Three Billboards Outside Ebbing, Missouri

Three Billboards Outside Ebbing, Missouri ★★★½

This review may contain spoilers. I can handle the truth.

This review may contain spoilers.


Not an obvious comparison, nor one I've seen made elsewhere, but this is basically McDonagh's equivalent of Mamet's Homicide: a playwright's third feature, applying his aggressively idiosyncratic dialogue and sensibility to an issue-driven story set in a closer approximation of the real world. McDonagh falters more than Mamet did making the transition, in part because he's overly enamored of cheap shock effects; a lot of the profanity here feels obnoxiously gratuitous (Harrelson's two young daughters seem to exist solely so that he can curse in front of them), and I don't believe for a second that the new sheriff would watch one of his deputies throw an innocent man out of a second-story window—an act that could reasonably be construed as attempted murder—and respond only by firing him, with no charges filed.
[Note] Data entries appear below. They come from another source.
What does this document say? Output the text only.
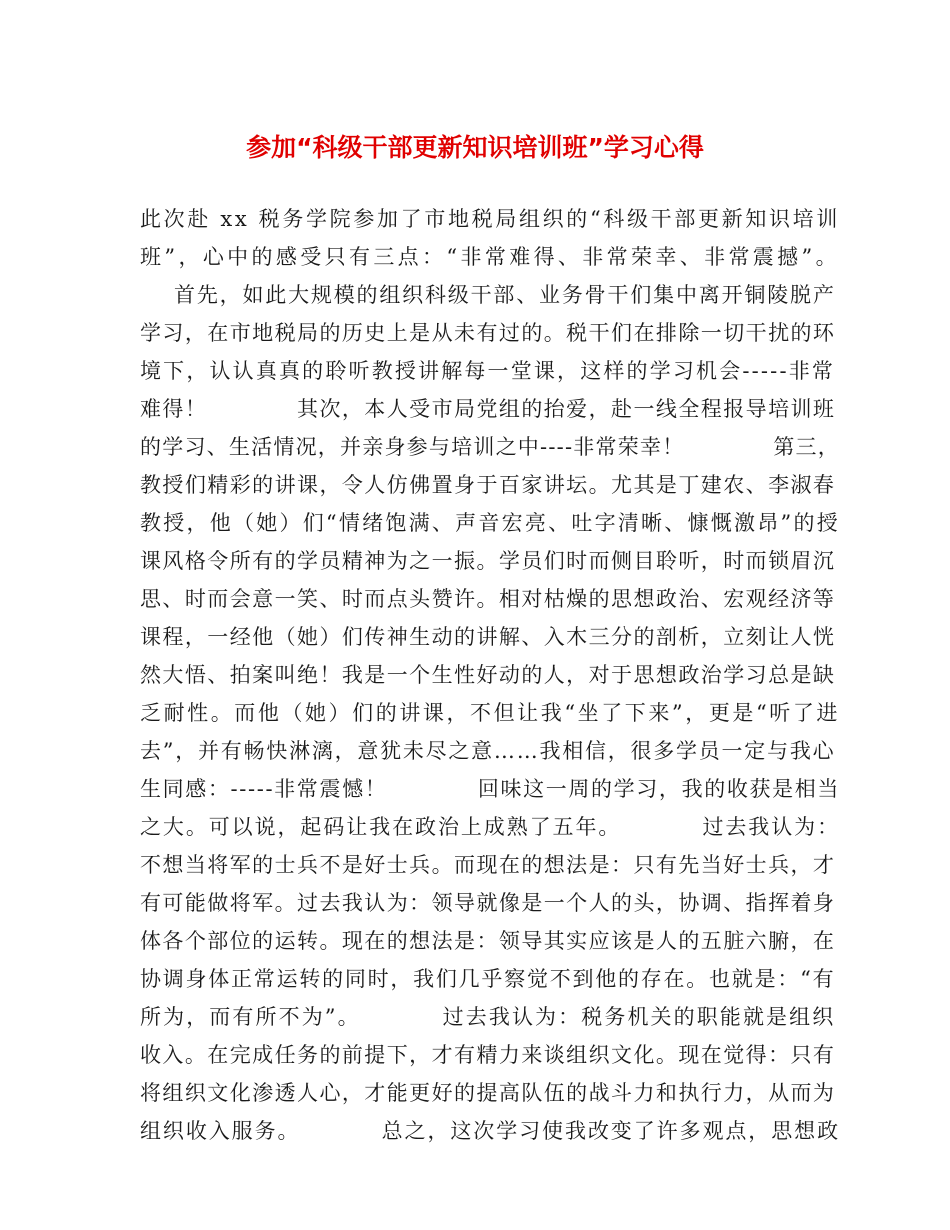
参加“科级干部更新知识培训班”学习心得
此次赴 xx 税务学院参加了市地税局组织的“科级干部更新知识培训
班”，心中的感受只有三点：“非常难得、非常荣幸、非常震撼”。
首先，如此大规模的组织科级干部、业务骨干们集中离开铜陵脱产
学习，在市地税局的历史上是从未有过的。税干们在排除一切干扰的环
境下，认认真真的聆听教授讲解每一堂课，这样的学习机会-----非常
难得！　　　　其次，本人受市局党组的抬爱，赴一线全程报导培训班
的学习、生活情况，并亲身参与培训之中----非常荣幸！　　　　第三，
教授们精彩的讲课，令人仿佛置身于百家讲坛。尤其是丁建农、李淑春
教授，他（她）们“情绪饱满、声音宏亮、吐字清晰、慷慨激昂”的授
课风格令所有的学员精神为之一振。学员们时而侧目聆听，时而锁眉沉
思、时而会意一笑、时而点头赞许。相对枯燥的思想政治、宏观经济等
课程，一经他（她）们传神生动的讲解、入木三分的剖析，立刻让人恍
然大悟、拍案叫绝！我是一个生性好动的人，对于思想政治学习总是缺
乏耐性。而他（她）们的讲课，不但让我“坐了下来”，更是“听了进
去”，并有畅快淋漓，意犹未尽之意……我相信，很多学员一定与我心
生同感：-----非常震憾！　　　　回味这一周的学习，我的收获是相当
之大。可以说，起码让我在政治上成熟了五年。　　　　过去我认为：
不想当将军的士兵不是好士兵。而现在的想法是：只有先当好士兵，才
有可能做将军。过去我认为：领导就像是一个人的头，协调、指挥着身
体各个部位的运转。现在的想法是：领导其实应该是人的五脏六腑，在
协调身体正常运转的同时，我们几乎察觉不到他的存在。也就是：“有
所为，而有所不为”。　　　　过去我认为：税务机关的职能就是组织
收入。在完成任务的前提下，才有精力来谈组织文化。现在觉得：只有
将组织文化渗透人心，才能更好的提高队伍的战斗力和执行力，从而为
组织收入服务。　　　　总之，这次学习使我改变了许多观点，思想政
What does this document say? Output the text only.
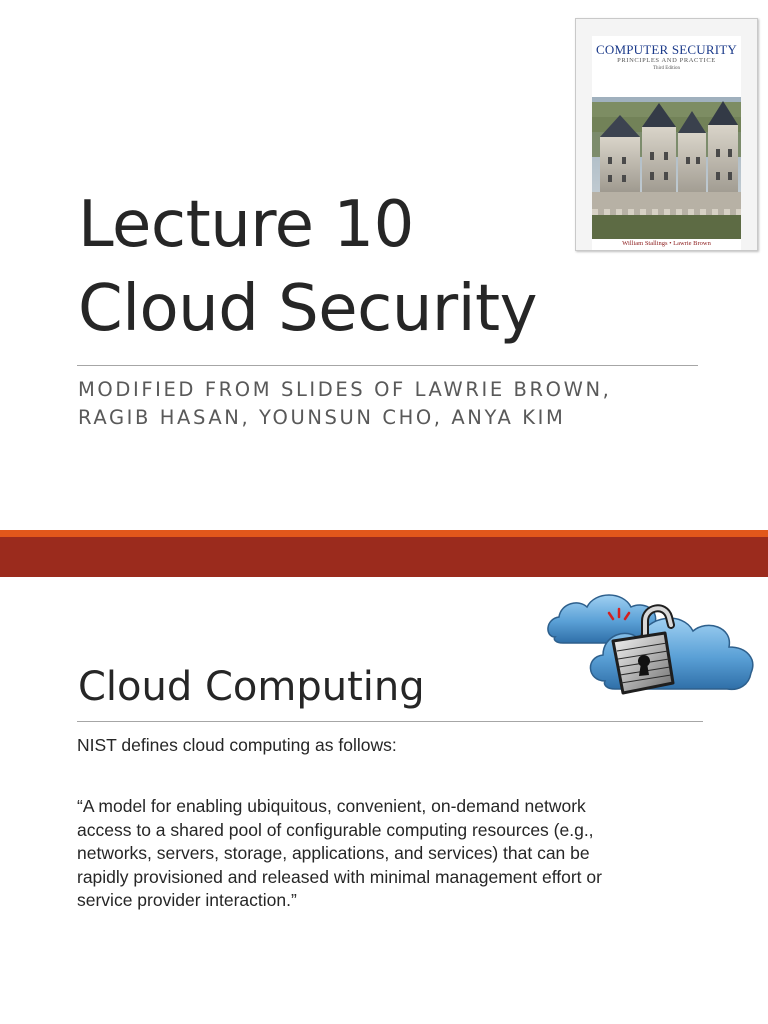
COMPUTER SECURITY
PRINCIPLES AND PRACTICE
Third Edition
William Stallings • Lawrie Brown
Lecture 10
Cloud Security

MODIFIED FROM SLIDES OF LAWRIE BROWN,
RAGIB HASAN, YOUNSUN CHO, ANYA KIM

Cloud Computing

NIST defines cloud computing as follows:

“A model for enabling ubiquitous, convenient, on-demand network
access to a shared pool of configurable computing resources (e.g.,
networks, servers, storage, applications, and services) that can be
rapidly provisioned and released with minimal management effort or
service provider interaction.”
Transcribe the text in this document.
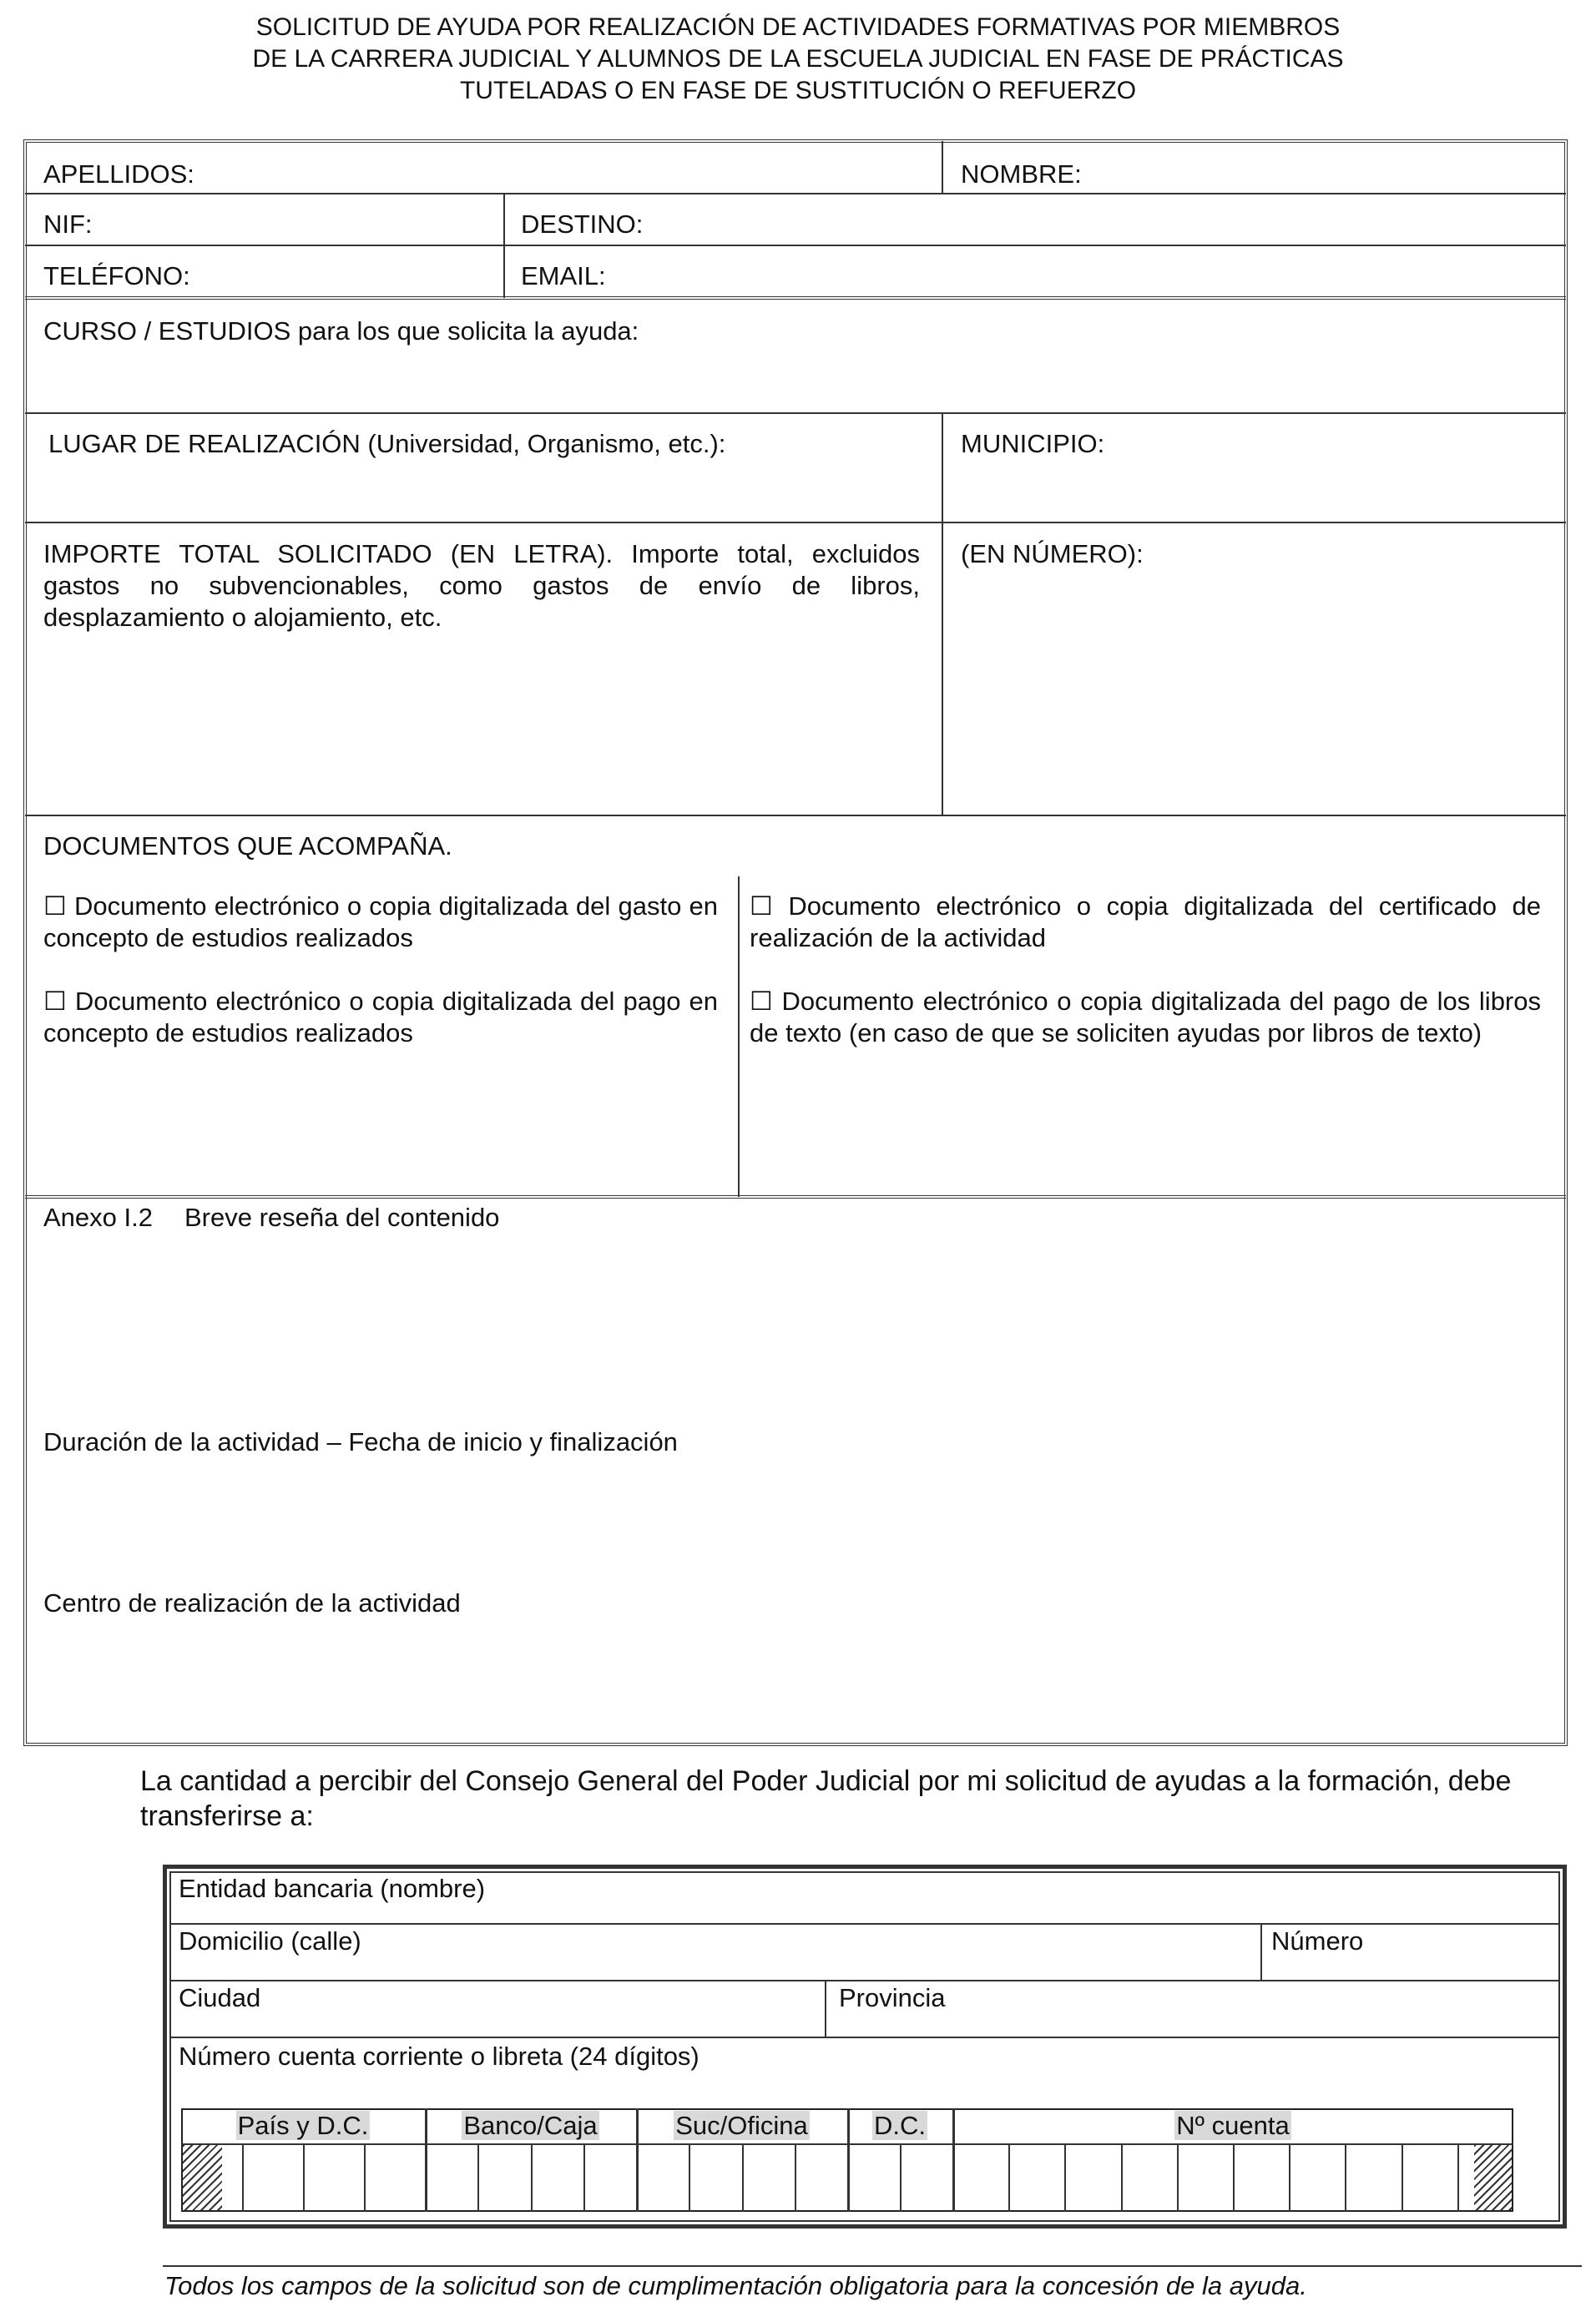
SOLICITUD DE AYUDA POR REALIZACIÓN DE ACTIVIDADES FORMATIVAS POR MIEMBROS
DE LA CARRERA JUDICIAL Y ALUMNOS DE LA ESCUELA JUDICIAL EN FASE DE PRÁCTICAS
TUTELADAS O EN FASE DE SUSTITUCIÓN O REFUERZO
APELLIDOS:	NOMBRE:
NIF:	DESTINO:
TELÉFONO:	EMAIL:
CURSO / ESTUDIOS para los que solicita la ayuda:
LUGAR DE REALIZACIÓN (Universidad, Organismo, etc.):	MUNICIPIO:
IMPORTE TOTAL SOLICITADO (EN LETRA). Importe total, excluidos gastos no subvencionables, como gastos de envío de libros, desplazamiento o alojamiento, etc.
(EN NÚMERO):
DOCUMENTOS QUE ACOMPAÑA.
☐ Documento electrónico o copia digitalizada del gasto en concepto de estudios realizados
☐ Documento electrónico o copia digitalizada del pago en concepto de estudios realizados
☐ Documento electrónico o copia digitalizada del certificado de realización de la actividad
☐ Documento electrónico o copia digitalizada del pago de los libros de texto (en caso de que se soliciten ayudas por libros de texto)
Anexo I.2 Breve reseña del contenido
Duración de la actividad – Fecha de inicio y finalización
Centro de realización de la actividad
La cantidad a percibir del Consejo General del Poder Judicial por mi solicitud de ayudas a la formación, debe transferirse a:
Entidad bancaria (nombre)
Domicilio (calle)	Número
Ciudad	Provincia
Número cuenta corriente o libreta (24 dígitos)
País y D.C.	Banco/Caja	Suc/Oficina	D.C.	Nº cuenta
Todos los campos de la solicitud son de cumplimentación obligatoria para la concesión de la ayuda.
The dentist scene, too. Just a lotta posturing horseshit, which I minded less when the context was more frivolous and stylized. But McDonagh's plentiful storytelling gifts are still very much in evidence, and there were moments here that caught me off guard, e.g. McDormand instantly flipping from hostile to maternal when Harrelson unexpectedly spits blood in her face. (I can't think about her saying "I know, baby" without tearing up—there I go again.) And the final scene won me over by functioning neither as an endorsement of vigilante justice (as I briefly feared) nor as an implausible about-face. It's the narrative version of "When you talk about destruction / Don't you know that you can count me out, in."